July 13, 2016

Email Fraud: Would Your Employees Recognise These Red Flags?

Training employees to recognise social engineering dangers is one of the most important ways to protect confidential information in the workplace today.

Information thieves use social engineering such as phishing and pre-texting to trick people into giving out confidential information and/or installing malicious software.

  • Scams can occur over the telephone but most frequently, they arrive in a fake email.

  • Many data breaches are thought to have started with a simple social engineering scam.
Anti-Phishing Working Group

According to Verizon’s 2015 Data Breach Investigation Report, phishing attacks have been a factor in more than two-thirds of cyber-espionage incidents for the past three years. The study showed that more than 23% of recipients open phishing emails while 11% open the attachments.

Globally, computers continue to be infected with malware at a high rate. The Anti-Phishing Working Group (APWG) reported that the global infection rate was around 33% for most of 2015.

For protection, an organisation should have a comprehensive information security program as well as technology that intercepts incoming emails such as firewalls, antivirus software, and content filtering. There should be a multi-level approval process for any financial transfers.
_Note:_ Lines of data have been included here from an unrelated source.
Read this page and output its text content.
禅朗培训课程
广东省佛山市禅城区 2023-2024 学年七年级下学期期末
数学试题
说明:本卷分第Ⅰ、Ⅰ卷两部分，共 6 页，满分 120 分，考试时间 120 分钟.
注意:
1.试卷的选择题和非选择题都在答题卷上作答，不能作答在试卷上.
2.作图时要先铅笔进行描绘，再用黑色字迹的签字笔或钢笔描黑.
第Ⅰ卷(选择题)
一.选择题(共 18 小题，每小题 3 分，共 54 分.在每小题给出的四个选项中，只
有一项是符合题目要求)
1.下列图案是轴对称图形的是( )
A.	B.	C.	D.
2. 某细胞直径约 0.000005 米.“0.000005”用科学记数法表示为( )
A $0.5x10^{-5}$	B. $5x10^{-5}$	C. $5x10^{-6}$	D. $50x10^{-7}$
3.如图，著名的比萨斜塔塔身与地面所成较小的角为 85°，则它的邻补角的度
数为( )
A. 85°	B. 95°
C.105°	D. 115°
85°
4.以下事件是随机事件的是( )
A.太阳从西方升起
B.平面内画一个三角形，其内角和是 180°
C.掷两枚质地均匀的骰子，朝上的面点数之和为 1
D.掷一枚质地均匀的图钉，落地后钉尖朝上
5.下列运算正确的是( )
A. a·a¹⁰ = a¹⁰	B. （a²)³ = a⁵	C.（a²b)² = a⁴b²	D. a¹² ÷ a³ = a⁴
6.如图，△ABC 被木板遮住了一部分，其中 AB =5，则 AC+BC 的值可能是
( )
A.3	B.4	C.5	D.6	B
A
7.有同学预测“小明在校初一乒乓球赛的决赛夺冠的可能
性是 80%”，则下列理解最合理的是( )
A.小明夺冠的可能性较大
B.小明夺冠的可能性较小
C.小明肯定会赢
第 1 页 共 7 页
Some companies utilise social engineering phishing tests to identify workforce vulnerabilities and solutions.

Employee knowledge about engineering scams is just as important as these other safeguards – so employees can delete or ignore scams.  

In security awareness training, teach employees about the risks involved in sharing personal and business information online. Also, use workplace reminders (posters, notices in employee newsletters, etc.) to keep phishing awareness top-of-mind.

Here are some Social Engineering Red Flags to be aware of:
  • Sender: It’s a red flag if the sender is not a recognised person or organisation. But keep in mind that cyber criminals are increasingly using social media platforms to launch attacks. For example, they create fake LinkedIn profiles in order to target employees at a specific company
     
  • Subject: How relevant is the subject line? It should make sense or match the content. If there’s reference to a request that wasn’t actually made by the recipient, consider it a red flag too.  
     
  • Other Recipients: Being copied on an email with one or more people who are not personally known is a red flag.
     
  • Content: Spelling mistakes, unusual phrases, bad grammar, and provocative content are all red flags. A scam request to install antivirus software may actually be a malicious programme.
     
  • Attachments: A scam email may direct the recipient to open an attachment in an unusual way. Consider whether the attachment was expected or the ‘sender’ would normally send these types of attachments.
     
  • Hyperlinks: Directing the recipient to click on a link is a red flag. One way to check the link is to hover over the hyperlink with the mouse to see if the address is for the correct website.  

Make sure you and your employees are aware of social engineering dangers.